Responsabilità sparse (nei confronti dei propri interessi), minori anche se a volte sottovalutate, ce ne sono poi un po’ ovunque. Fermo restando che ha diritto di negoziare (o no) per i propri giocatori come meglio ritiene, l’Atalanta avrebbe potuto accettare un’offerta non certo scandalosa - o quantomeno comunicare il prezzo -, evitando un braccio di ferro che rischia di fissare il secondo precedente in due anni dopo Koopmeiners, e con quei soldi fare due grandi colpi (manca ancora il post Retegui): in un’estate delicatissima perché la prima del post Gasperini, sarebbe stato un messaggio di forza ancora superiore. L’Inter, a sua volta, ha provato a forzare i tempi della trattativa pensando di condurla: le offerte formali si fanno quando c’è accordo, o se hanno davvero la pesantezza dell’ultimatum. Così, i nerazzurri di Milano sono bloccati da settimane, hanno perso De Winter (prima alternativa a Bisseck e Pavard, che sono ancora lì) e rischiano di fare altrettanto con Leoni: la squadra di Chivu è (ancora?) grossomodo la stessa di Inzaghi, e non aver capito le ragioni della sconfitta di Monaco rischia di essere un errore imperdonabile. È possibile, forse anche probabile che, alla fine, lo stallo alla nigeriana si sblocchi, specie se la Dea ha davvero in pugno un sostituto. L’immobilismo registrato negli ultimi giorni è, paradossalmente, l’unico vero presupposto per credere che sia questo lo sblocco della trattativa: nessuno fa un passo verso l’altro, ma non fa nemmeno le mosse che sarebbero logico attendersi (esempi: l’Atalanta far trapelare multe, l’Inter tuffarsi su un Garnacho non a caso) in una fase del genere, se si pensasse all’aspetto fumata nera. La grande variabile, con i soldi di Raspadori, sarebbe il Napoli: verrebbe meno la volontà della Dea di non cedere in Italia, ma del resto anche ragionare di concorrenza diretta con l’Inter è una forzatura che nasconde la questione di principio annidata dietro questo affare.

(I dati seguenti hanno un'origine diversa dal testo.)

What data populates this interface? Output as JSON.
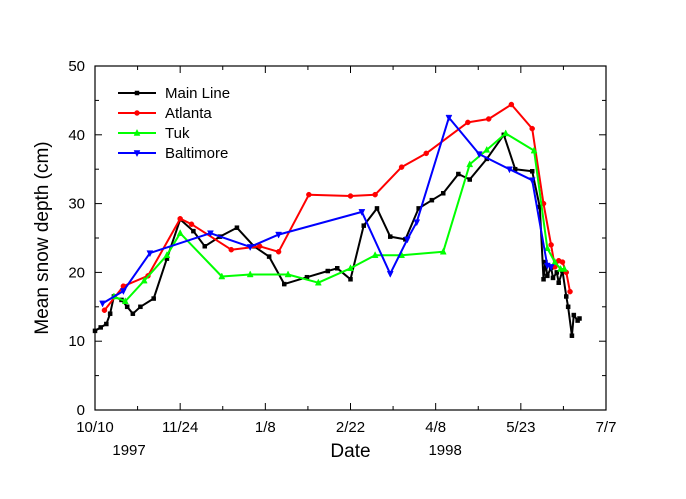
{
  "chart_data": {
    "type": "line",
    "xlabel": "Date",
    "ylabel": "Mean snow depth (cm)",
    "ylim": [
      0,
      50
    ],
    "yticks": [
      0,
      10,
      20,
      30,
      40,
      50
    ],
    "xlim": [
      "1997-10-10",
      "1998-07-07"
    ],
    "xticks": [
      {
        "date": "1997-10-10",
        "label": "10/10"
      },
      {
        "date": "1997-11-24",
        "label": "11/24"
      },
      {
        "date": "1998-01-08",
        "label": "1/8"
      },
      {
        "date": "1998-02-22",
        "label": "2/22"
      },
      {
        "date": "1998-04-08",
        "label": "4/8"
      },
      {
        "date": "1998-05-23",
        "label": "5/23"
      },
      {
        "date": "1998-07-07",
        "label": "7/7"
      }
    ],
    "year_labels": [
      {
        "date": "1997-10-28",
        "label": "1997"
      },
      {
        "date": "1998-04-13",
        "label": "1998"
      }
    ],
    "legend_position": "top-left",
    "grid": false,
    "series": [
      {
        "name": "Main Line",
        "color": "#000000",
        "marker": "square",
        "points": [
          [
            "1997-10-10",
            11.5
          ],
          [
            "1997-10-13",
            12.0
          ],
          [
            "1997-10-16",
            12.5
          ],
          [
            "1997-10-18",
            14.0
          ],
          [
            "1997-10-20",
            16.5
          ],
          [
            "1997-10-24",
            16.0
          ],
          [
            "1997-10-27",
            15.0
          ],
          [
            "1997-10-30",
            14.0
          ],
          [
            "1997-11-03",
            15.0
          ],
          [
            "1997-11-10",
            16.2
          ],
          [
            "1997-11-17",
            22.0
          ],
          [
            "1997-11-24",
            27.7
          ],
          [
            "1997-12-01",
            26.0
          ],
          [
            "1997-12-07",
            23.8
          ],
          [
            "1997-12-15",
            25.2
          ],
          [
            "1997-12-24",
            26.5
          ],
          [
            "1998-01-02",
            23.8
          ],
          [
            "1998-01-10",
            22.3
          ],
          [
            "1998-01-18",
            18.3
          ],
          [
            "1998-01-30",
            19.3
          ],
          [
            "1998-02-10",
            20.2
          ],
          [
            "1998-02-15",
            20.6
          ],
          [
            "1998-02-22",
            19.0
          ],
          [
            "1998-03-01",
            26.8
          ],
          [
            "1998-03-08",
            29.3
          ],
          [
            "1998-03-15",
            25.2
          ],
          [
            "1998-03-23",
            24.8
          ],
          [
            "1998-03-30",
            29.3
          ],
          [
            "1998-04-06",
            30.5
          ],
          [
            "1998-04-12",
            31.5
          ],
          [
            "1998-04-20",
            34.3
          ],
          [
            "1998-04-26",
            33.5
          ],
          [
            "1998-05-05",
            36.5
          ],
          [
            "1998-05-14",
            40.0
          ],
          [
            "1998-05-20",
            35.0
          ],
          [
            "1998-05-29",
            34.7
          ],
          [
            "1998-06-02",
            29.5
          ],
          [
            "1998-06-04",
            19.0
          ],
          [
            "1998-06-05",
            21.5
          ],
          [
            "1998-06-06",
            19.5
          ],
          [
            "1998-06-08",
            20.7
          ],
          [
            "1998-06-09",
            19.2
          ],
          [
            "1998-06-11",
            20.0
          ],
          [
            "1998-06-12",
            18.5
          ],
          [
            "1998-06-14",
            20.2
          ],
          [
            "1998-06-16",
            16.5
          ],
          [
            "1998-06-17",
            15.0
          ],
          [
            "1998-06-19",
            10.8
          ],
          [
            "1998-06-20",
            13.8
          ],
          [
            "1998-06-22",
            13.0
          ],
          [
            "1998-06-23",
            13.3
          ]
        ]
      },
      {
        "name": "Atlanta",
        "color": "#ff0000",
        "marker": "circle",
        "points": [
          [
            "1997-10-15",
            14.5
          ],
          [
            "1997-10-25",
            18.0
          ],
          [
            "1997-11-07",
            19.5
          ],
          [
            "1997-11-24",
            27.8
          ],
          [
            "1997-11-30",
            27.0
          ],
          [
            "1997-12-21",
            23.3
          ],
          [
            "1998-01-05",
            23.8
          ],
          [
            "1998-01-15",
            23.0
          ],
          [
            "1998-01-31",
            31.3
          ],
          [
            "1998-02-22",
            31.1
          ],
          [
            "1998-03-07",
            31.3
          ],
          [
            "1998-03-21",
            35.3
          ],
          [
            "1998-04-03",
            37.3
          ],
          [
            "1998-04-25",
            41.8
          ],
          [
            "1998-05-06",
            42.3
          ],
          [
            "1998-05-18",
            44.4
          ],
          [
            "1998-05-29",
            40.9
          ],
          [
            "1998-06-04",
            30.0
          ],
          [
            "1998-06-08",
            24.0
          ],
          [
            "1998-06-10",
            20.8
          ],
          [
            "1998-06-12",
            21.7
          ],
          [
            "1998-06-14",
            21.5
          ],
          [
            "1998-06-16",
            20.0
          ],
          [
            "1998-06-18",
            17.2
          ]
        ]
      },
      {
        "name": "Tuk",
        "color": "#00ff00",
        "marker": "triangle-up",
        "points": [
          [
            "1997-10-20",
            16.5
          ],
          [
            "1997-10-26",
            15.8
          ],
          [
            "1997-11-05",
            18.8
          ],
          [
            "1997-11-17",
            22.5
          ],
          [
            "1997-11-24",
            25.7
          ],
          [
            "1997-12-16",
            19.4
          ],
          [
            "1997-12-31",
            19.7
          ],
          [
            "1998-01-20",
            19.7
          ],
          [
            "1998-02-05",
            18.5
          ],
          [
            "1998-02-22",
            20.6
          ],
          [
            "1998-03-07",
            22.5
          ],
          [
            "1998-03-21",
            22.5
          ],
          [
            "1998-04-12",
            23.0
          ],
          [
            "1998-04-26",
            35.7
          ],
          [
            "1998-05-05",
            37.8
          ],
          [
            "1998-05-15",
            40.2
          ],
          [
            "1998-05-30",
            37.7
          ],
          [
            "1998-06-06",
            23.5
          ],
          [
            "1998-06-10",
            21.5
          ],
          [
            "1998-06-13",
            20.5
          ],
          [
            "1998-06-15",
            20.5
          ]
        ]
      },
      {
        "name": "Baltimore",
        "color": "#0000ff",
        "marker": "triangle-down",
        "points": [
          [
            "1997-10-14",
            15.5
          ],
          [
            "1997-10-25",
            17.3
          ],
          [
            "1997-11-08",
            22.8
          ],
          [
            "1997-12-10",
            25.7
          ],
          [
            "1997-12-31",
            23.7
          ],
          [
            "1998-01-15",
            25.5
          ],
          [
            "1998-02-28",
            28.8
          ],
          [
            "1998-03-15",
            19.8
          ],
          [
            "1998-03-24",
            24.8
          ],
          [
            "1998-03-29",
            27.3
          ],
          [
            "1998-04-15",
            42.5
          ],
          [
            "1998-05-01",
            37.2
          ],
          [
            "1998-05-17",
            35.0
          ],
          [
            "1998-05-29",
            33.4
          ],
          [
            "1998-06-06",
            21.0
          ],
          [
            "1998-06-08",
            20.8
          ]
        ]
      }
    ]
  }
}
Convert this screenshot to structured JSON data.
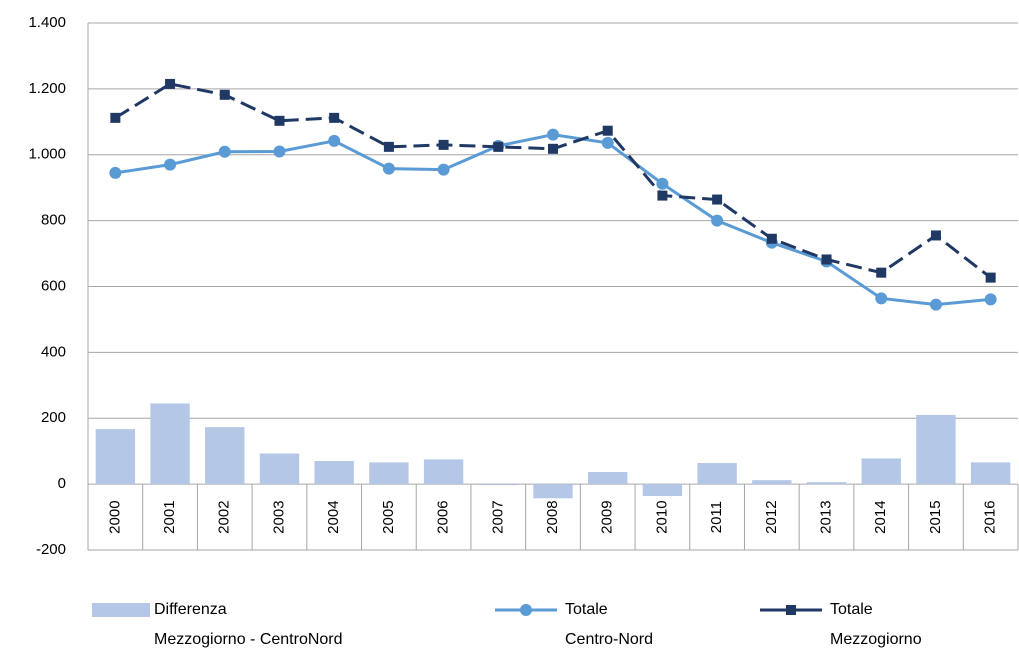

Un po’ più a nord di Bergamo e Milano, si consuma uno stallo abbastanza simile, con proporzioni economiche ben più grandi e toni al momento piu cordiali. È quello che riguarda Alexander Isak, giocatore fortissimo ma che costa ancora di più del suo talento. La dimensione finanziaria del suo trasferimento al Liverpool ha dimensioni ciclopiche ed è bloccato anche da questo. Alla fine magari si muoverà, ma costa troppo per spostarsi. Fa parte di quei calciatori che, anche se la grande fuga in avanti è stata fermata, fanno parte dell’era della Superlega. Di fatto, magari più avanti di diritto. Vale lo stesso per Gianluigi Donnarumma, che in Italia tornerebbe anche volentieri (e per questo è vietato escludere l’Inter, che ci lavora a fari spenti, dal suo futuro), ma costa troppo per i club della Serie A. I costi (e i contratti) di alcuni calciatori hanno raggiunto cifre che ne limitano la circolazione a pochissimi grandi club in giro per l’Europa. Di solito, purtroppo, inglesi. Se va bene tutti contenti, se va male (prendi Vlahovic) diventano macigni ingestibili e impossibili da spostare. La polarizzazione tra alcune società molto ricche e le altre che si arrabbattano, rende il calcio (intendiamo il grande calcio) a due velocità una cosa già reale. E un po’ preoccupante, considerato che il gioco più bello del mondo ha nello spirito popolare una delle sue ragioni d’essere: così non è che non possono vincere tutti, è che non possono nemmeno partecipare.